I really love the use of written story, but I appreciate the oral story more, because it happens in Restorative Justice talking Circles.
There is something that happens when we listen to a good story. We construct our story along side the one that we hear. We can place ourselves into the other persons story.
Stories are, our gifts we give people. We aren’t very good at listening so we don’t take the time for story.
My Dad is a lecturer. He can explain something with more words than the constitution. He makes rationale points, he doesn’t check in with the ‘victim’ of the lecture. We all respect him and its a running joke in our family. Our joking hasn’t changed him either. I try to get my Dad to tell me stories about things. I ask him where he learned something or how he knows it. Without being rude and challenging him, it’s more because I want the oral history of my family.

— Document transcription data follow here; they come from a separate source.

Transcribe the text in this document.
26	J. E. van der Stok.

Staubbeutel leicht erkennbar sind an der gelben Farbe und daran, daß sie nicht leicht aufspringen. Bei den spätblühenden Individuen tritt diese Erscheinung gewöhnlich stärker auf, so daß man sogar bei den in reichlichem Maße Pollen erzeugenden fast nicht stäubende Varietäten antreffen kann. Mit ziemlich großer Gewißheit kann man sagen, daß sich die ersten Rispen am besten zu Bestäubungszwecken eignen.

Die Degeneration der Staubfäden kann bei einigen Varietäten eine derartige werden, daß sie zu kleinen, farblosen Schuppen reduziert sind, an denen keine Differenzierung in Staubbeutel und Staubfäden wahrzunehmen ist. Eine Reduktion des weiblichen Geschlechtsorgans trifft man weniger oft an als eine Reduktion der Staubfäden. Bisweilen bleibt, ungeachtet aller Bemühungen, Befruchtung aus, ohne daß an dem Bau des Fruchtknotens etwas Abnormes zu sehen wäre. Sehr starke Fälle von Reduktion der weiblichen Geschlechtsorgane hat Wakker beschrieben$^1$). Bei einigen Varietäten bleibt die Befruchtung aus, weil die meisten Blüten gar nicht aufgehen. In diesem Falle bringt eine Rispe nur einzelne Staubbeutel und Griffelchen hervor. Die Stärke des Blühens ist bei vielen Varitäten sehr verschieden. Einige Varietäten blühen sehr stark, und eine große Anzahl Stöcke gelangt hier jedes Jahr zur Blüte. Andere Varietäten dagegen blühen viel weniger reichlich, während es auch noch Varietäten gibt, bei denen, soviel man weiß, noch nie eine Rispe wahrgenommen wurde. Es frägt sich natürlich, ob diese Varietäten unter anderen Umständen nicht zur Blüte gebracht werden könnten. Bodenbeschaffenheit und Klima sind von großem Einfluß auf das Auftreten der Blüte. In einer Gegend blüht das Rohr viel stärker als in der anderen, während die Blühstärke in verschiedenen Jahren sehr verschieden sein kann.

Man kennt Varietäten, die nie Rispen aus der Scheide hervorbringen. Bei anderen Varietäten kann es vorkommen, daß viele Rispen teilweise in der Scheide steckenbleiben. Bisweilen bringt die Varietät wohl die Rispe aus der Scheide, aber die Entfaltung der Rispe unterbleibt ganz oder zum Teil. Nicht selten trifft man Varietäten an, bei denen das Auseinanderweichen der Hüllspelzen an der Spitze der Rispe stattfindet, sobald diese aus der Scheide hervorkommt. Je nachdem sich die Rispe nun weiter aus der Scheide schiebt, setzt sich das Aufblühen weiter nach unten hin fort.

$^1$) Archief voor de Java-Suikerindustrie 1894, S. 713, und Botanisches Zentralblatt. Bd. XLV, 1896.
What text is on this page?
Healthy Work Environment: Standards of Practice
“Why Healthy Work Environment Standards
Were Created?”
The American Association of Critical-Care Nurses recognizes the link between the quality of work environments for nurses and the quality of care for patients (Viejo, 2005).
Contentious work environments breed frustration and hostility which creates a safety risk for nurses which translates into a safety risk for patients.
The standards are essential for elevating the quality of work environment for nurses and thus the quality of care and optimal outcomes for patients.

At my Dad’s 70th birthday party, my Uncle commented to my Dad. He mentioned a look around the room and realizing “Jesus Christ, we’re the oldest ones here”. We all laughed. But it struck me. My Grandparents used to be here at family gatherings. The house on the farm, my Uncle and Dad grew up in. So they went from kids to being the elders in our family. It seems like it happened overnight.
I made sure we told stories as a family. These stories connect us and when we tell stories in Restorative Justice, we create a kind of family that is the community of shared story.
No two Restorative Justice Circles are ever the same, and it is the stories that make them different.